The Best Business Structure for a Bookkeeping and Tax Practice
One of the first decisions that any type of business has to make is the structure under which to organize itself. This decision is especially weighty for a bookkeeping and tax practice for two reasons. First, the nature of the business means that the business owner could be exposed to a great deal of liability for any mistakes. Second, since a bookkeeping business is selling its financial expertise, a bad choice could reflect poorly on it.
The limited liability company is a relatively popular option for a small business. LLCs offer a blend of the best parts of a corporation and a sole proprietorship. Like a corporation, the LLC's owner isn't personally liable for what his business does, so if the business gets sued, his property is usually safe. Like a sole proprietorship, an LLC reports its income on the owner's personal tax return and it gets taxed only once, as personal income.

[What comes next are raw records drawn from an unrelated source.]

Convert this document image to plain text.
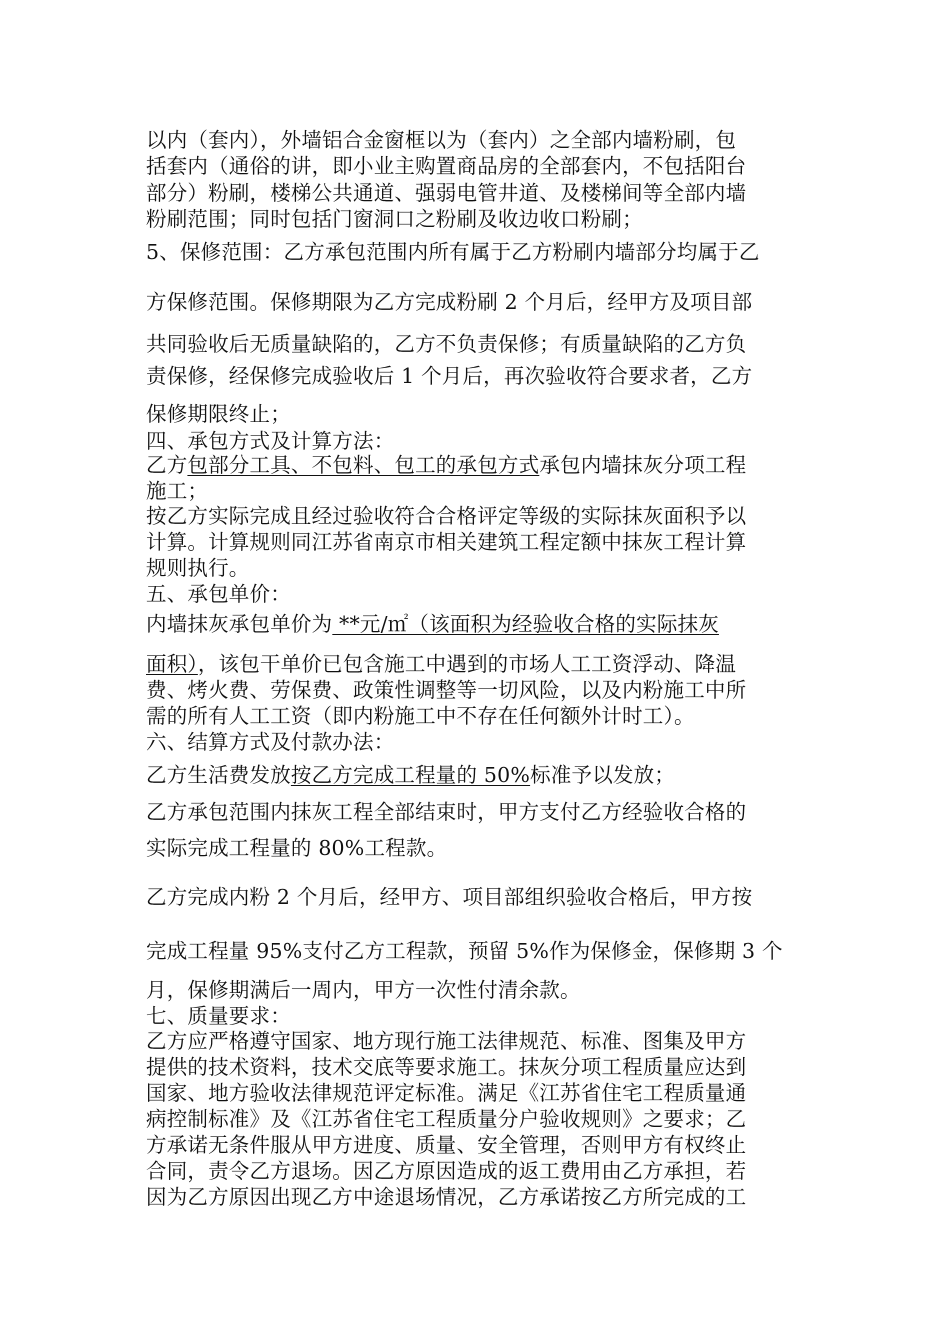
以内（套内），外墙铝合金窗框以为（套内）之全部内墙粉刷，包
括套内（通俗的讲，即小业主购置商品房的全部套内，不包括阳台
部分）粉刷，楼梯公共通道、强弱电管井道、及楼梯间等全部内墙
粉刷范围；同时包括门窗洞口之粉刷及收边收口粉刷；
5、保修范围：乙方承包范围内所有属于乙方粉刷内墙部分均属于乙
方保修范围。保修期限为乙方完成粉刷 2 个月后，经甲方及项目部
共同验收后无质量缺陷的，乙方不负责保修；有质量缺陷的乙方负
责保修，经保修完成验收后 1 个月后，再次验收符合要求者，乙方
保修期限终止；
四、承包方式及计算方法：
乙方包部分工具、不包料、包工的承包方式承包内墙抹灰分项工程
施工；
按乙方实际完成且经过验收符合合格评定等级的实际抹灰面积予以
计算。计算规则同江苏省南京市相关建筑工程定额中抹灰工程计算
规则执行。
五、承包单价：
内墙抹灰承包单价为 **元/㎡（该面积为经验收合格的实际抹灰
面积），该包干单价已包含施工中遇到的市场人工工资浮动、降温
费、烤火费、劳保费、政策性调整等一切风险，以及内粉施工中所
需的所有人工工资（即内粉施工中不存在任何额外计时工）。
六、结算方式及付款办法：
乙方生活费发放按乙方完成工程量的 50%标准予以发放；
乙方承包范围内抹灰工程全部结束时，甲方支付乙方经验收合格的
实际完成工程量的 80%工程款。
乙方完成内粉 2 个月后，经甲方、项目部组织验收合格后，甲方按
完成工程量 95%支付乙方工程款，预留 5%作为保修金，保修期 3 个
月，保修期满后一周内，甲方一次性付清余款。
七、质量要求：
乙方应严格遵守国家、地方现行施工法律规范、标准、图集及甲方
提供的技术资料，技术交底等要求施工。抹灰分项工程质量应达到
国家、地方验收法律规范评定标准。满足《江苏省住宅工程质量通
病控制标准》及《江苏省住宅工程质量分户验收规则》之要求；乙
方承诺无条件服从甲方进度、质量、安全管理，否则甲方有权终止
合同，责令乙方退场。因乙方原因造成的返工费用由乙方承担，若
因为乙方原因出现乙方中途退场情况，乙方承诺按乙方所完成的工
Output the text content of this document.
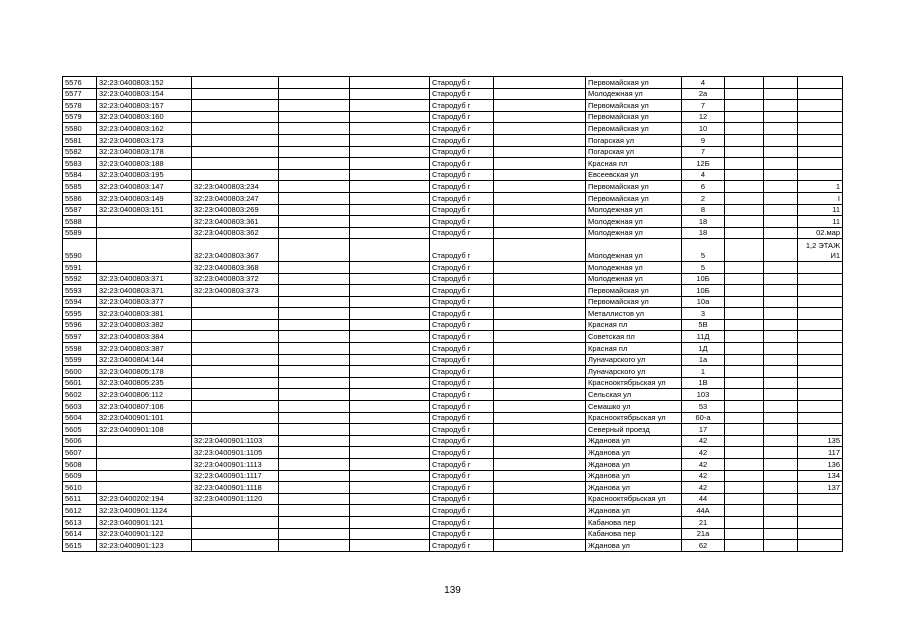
5576	32:23:0400803:152				Стародуб г		Первомайская ул	4			
5577	32:23:0400803:154				Стародуб г		Молодежная ул	2а			
5578	32:23:0400803:157				Стародуб г		Первомайская ул	7			
5579	32:23:0400803:160				Стародуб г		Первомайская ул	12			
5580	32:23:0400803:162				Стародуб г		Первомайская ул	10			
5581	32:23:0400803:173				Стародуб г		Погарская ул	9			
5582	32:23:0400803:178				Стародуб г		Погарская ул	7			
5583	32:23:0400803:188				Стародуб г		Красная пл	12Б			
5584	32:23:0400803:195				Стародуб г		Евсеевская ул	4			
5585	32:23:0400803:147	32:23:0400803:234			Стародуб г		Первомайская ул	6			1
5586	32:23:0400803:149	32:23:0400803:247			Стародуб г		Первомайская ул	2			I
5587	32:23:0400803:151	32:23:0400803:269			Стародуб г		Молодежная ул	8			11
5588		32:23:0400803:361			Стародуб г		Молодежная ул	18			11
5589		32:23:0400803:362			Стародуб г		Молодежная ул	18			02.мар
5590		32:23:0400803:367			Стародуб г		Молодежная ул	5			1,2 ЭТАЖ И1
5591		32:23:0400803:368			Стародуб г		Молодежная ул	5			
5592	32:23:0400803:371	32:23:0400803:372			Стародуб г		Молодежная ул	10Б			
5593	32:23:0400803:371	32:23:0400803:373			Стародуб г		Первомайская ул	10Б			
5594	32:23:0400803:377				Стародуб г		Первомайская ул	10а			
5595	32:23:0400803:381				Стародуб г		Металлистов ул	3			
5596	32:23:0400803:382				Стародуб г		Красная пл	5В			
5597	32:23:0400803:384				Стародуб г		Советская пл	11Д			
5598	32:23:0400803:387				Стародуб г		Красная пл	1Д			
5599	32:23:0400804:144				Стародуб г		Луначарского ул	1а			
5600	32:23:0400805:178				Стародуб г		Луначарского ул	1			
5601	32:23:0400805:235				Стародуб г		Краснооктябрьская ул	1В			
5602	32:23:0400806:112				Стародуб г		Сельская ул	103			
5603	32:23:0400807:106				Стародуб г		Семашко ул	53			
5604	32:23:0400901:101				Стародуб г		Краснооктябрьская ул	60-а			
5605	32:23:0400901:108				Стародуб г		Северный проезд	17			
5606		32:23:0400901:1103			Стародуб г		Жданова ул	42			135
5607		32:23:0400901:1105			Стародуб г		Жданова ул	42			117
5608		32:23:0400901:1113			Стародуб г		Жданова ул	42			136
5609		32:23:0400901:1117			Стародуб г		Жданова ул	42			134
5610		32:23:0400901:1118			Стародуб г		Жданова ул	42			137
5611	32:23:0400202:194	32:23:0400901:1120			Стародуб г		Краснооктябрьская ул	44			
5612	32:23:0400901:1124				Стародуб г		Жданова ул	44А			
5613	32:23:0400901:121				Стародуб г		Кабанова пер	21			
5614	32:23:0400901:122				Стародуб г		Кабанова пер	21а			
5615	32:23:0400901:123				Стародуб г		Жданова ул	62			
139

The C corporation can be a good structure for a large bookkeeping and tax practice. C corporations are separate legal entities. The owners of C corporations enjoy liability protection from what their business does. Usually, they get paid as employees of the corporation, and the corporation can distribute additional profits to them as dividends for the shares that they hold. The key drawback to a C corporation, other than the record keeping requirements, is that a C corporation's income is taxed twice. First, its profits get taxed under the corporate income tax. Second, they get taxed as personal income when and if they are transferred to the corporation's owners.

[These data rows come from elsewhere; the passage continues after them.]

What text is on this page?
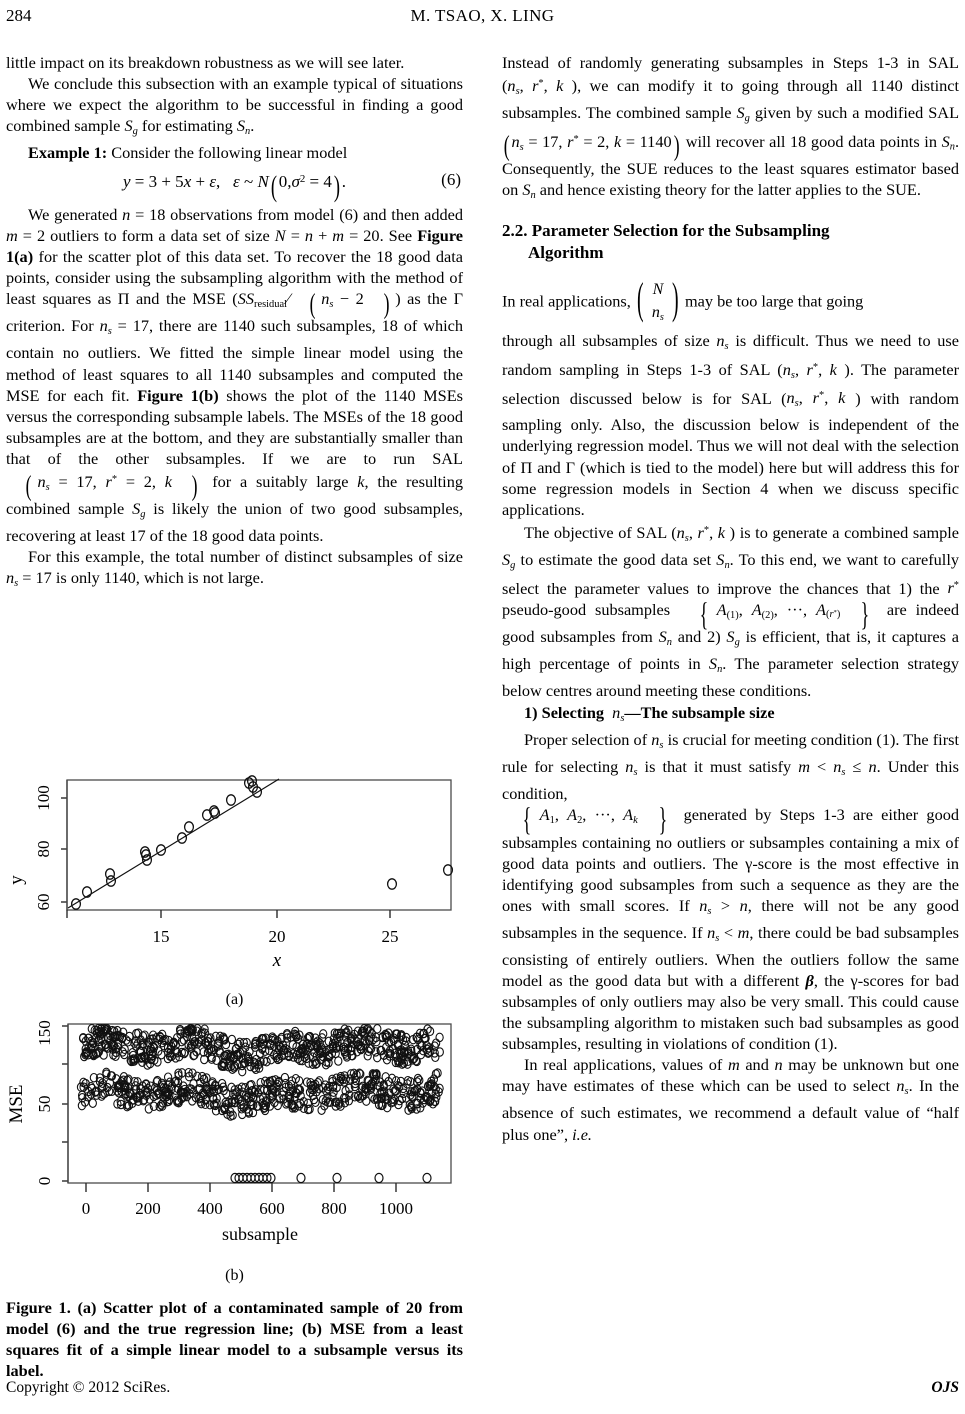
284	M. TSAO, X. LING

little impact on its breakdown robustness as we will see later.

We conclude this subsection with an example typical of situations where we expect the algorithm to be successful in finding a good combined sample $S_g$ for estimating $S_n$.

Example 1: Consider the following linear model

y = 3 + 5x + ε,   ε ~ N( $0,\sigma^2 = 4$) .	(6)

We generated n = 18 observations from model (6) and then added m = 2 outliers to form a data set of size N = n + m = 20. See Figure 1(a) for the scatter plot of this data set. To recover the 18 good data points, consider using the subsampling algorithm with the method of least squares as Π and the MSE ($SS_{residual}⁄$ ( $n_s - 2$ ) ) as the Γ criterion. For $n_s = 17$, there are 1140 such subsamples, 18 of which contain no outliers. We fitted the simple linear model using the method of least squares to all 1140 subsamples and computed the MSE for each fit. Figure 1(b) shows the plot of the 1140 MSEs versus the corresponding subsample labels. The MSEs of the 18 good subsamples are at the bottom, and they are substantially smaller than that of the other subsamples. If we are to run SAL ( $n_s = 17$, r* = 2, k ) for a suitably large k, the resulting combined sample $S_g$ is likely the union of two good subsamples, recovering at least 17 of the 18 good data points.

For this example, the total number of distinct subsamples of size $n_s = 17$ is only 1140, which is not large.

y
60
80
100
15	20	25
x
(a)
MSE
0
50
150
0	200 400 600 800 1000
subsample
(b)
Figure 1. (a) Scatter plot of a contaminated sample of 20 from model (6) and the true regression line; (b) MSE from a least squares fit of a simple linear model to a subsample versus its label.

Instead of randomly generating subsamples in Steps 1-3 in SAL ($n_s$, r*, k ), we can modify it to going through all 1140 distinct subsamples. The combined sample $S_g$ given by such a modified SAL ( $n_s = 17$, r* = 2, k = 1140) will recover all 18 good data points in $S_n$. Consequently, the SUE reduces to the least squares estimator based on $S_n$ and hence existing theory for the latter applies to the SUE.

2.2. Parameter Selection for the Subsampling
Algorithm

In real applications, ( N
$n_s$ ) may be too large that going

through all subsamples of size $n_s$ is difficult. Thus we need to use random sampling in Steps 1-3 of SAL ($n_s$, r*, k ). The parameter selection discussed below is for SAL ($n_s$, r*, k ) with random sampling only. Also, the discussion below is independent of the underlying regression model. Thus we will not deal with the selection of Π and Γ (which is tied to the model) here but will address this for some regression models in Section 4 when we discuss specific applications.

The objective of SAL ($n_s$, r*, k ) is to generate a combined sample $S_g$ to estimate the good data set $S_n$. To this end, we want to carefully select the parameter values to improve the chances that 1) the r* pseudo-good subsamples { $A_{(1)}$, $A_{(2)}$, ···, $A_{(r^*)}$ } are indeed good subsamples from $S_n$ and 2) $S_g$ is efficient, that is, it captures a high percentage of points in $S_n$. The parameter selection strategy below centres around meeting these conditions.

1) Selecting $n_s—The$ subsample size

Proper selection of $n_s$ is crucial for meeting condition (1). The first rule for selecting $n_s$ is that it must satisfy $m < n_s \le n$. Under this condition,
{ $A_1$, $A_2$, ···, $A_k$ } generated by Steps 1-3 are either good subsamples containing no outliers or subsamples containing a mix of good data points and outliers. The γ-score is the most effective in identifying good subsamples from such a sequence as they are the ones with small scores. If $n_s > n$, there will not be any good subsamples in the sequence. If $n_s < m$, there could be bad subsamples consisting of entirely outliers. When the outliers follow the same model as the good data but with a different β, the γ-scores for bad subsamples of only outliers may also be very small. This could cause the subsampling algorithm to mistaken such bad subsamples as good subsamples, resulting in violations of condition (1).

In real applications, values of m and n may be unknown but one may have estimates of these which can be used to select $n_s$. In the absence of such estimates, we recommend a default value of “half plus one”, i.e.

Copyright © 2012 SciRes.	OJS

An S corporation functions like a hybrid between an LLC and a regular C corporation. When a bookkeeper sets his business up as an S corporation, the income and losses flow through to his tax return just like they would with an LLC. One of the benefits of an S corporation is that while the corporation must pay a fair market wage to its owner, the balance of the company's profits can be paid through as dividends, avoiding self-employment tax. S corporations also require the structure and responsibilities of a corporation, including holding scheduled meetings of directors and keeping minutes.
Sole proprietorships and their multiperson counterparts, general partnerships, have common benefits and common challenges. They're both very easy to set up and, for tax proposes, are pass-through entities whose income is treated as personal. This can make them suitable for small practices that just want to set up a business, make some money and pay the legally required taxes. The problem with these businesses is that they have no separation from the owner. This means that if a bookkeeper makes an error on someone's taxes and the error costs the client $150,000, the client can take the business's $25,000 worth of assets, then get the next $125,000 from the owner. Given the amount of money that can be involved in even a small bookkeeping and tax practice, this risk potentially makes a sole proprietorship or general partnership dangerous. While a limited partnership offers protection to the limited partners, the one general partner retains personal liability. One way to reduce these risks would be to purchase professional liability insurance.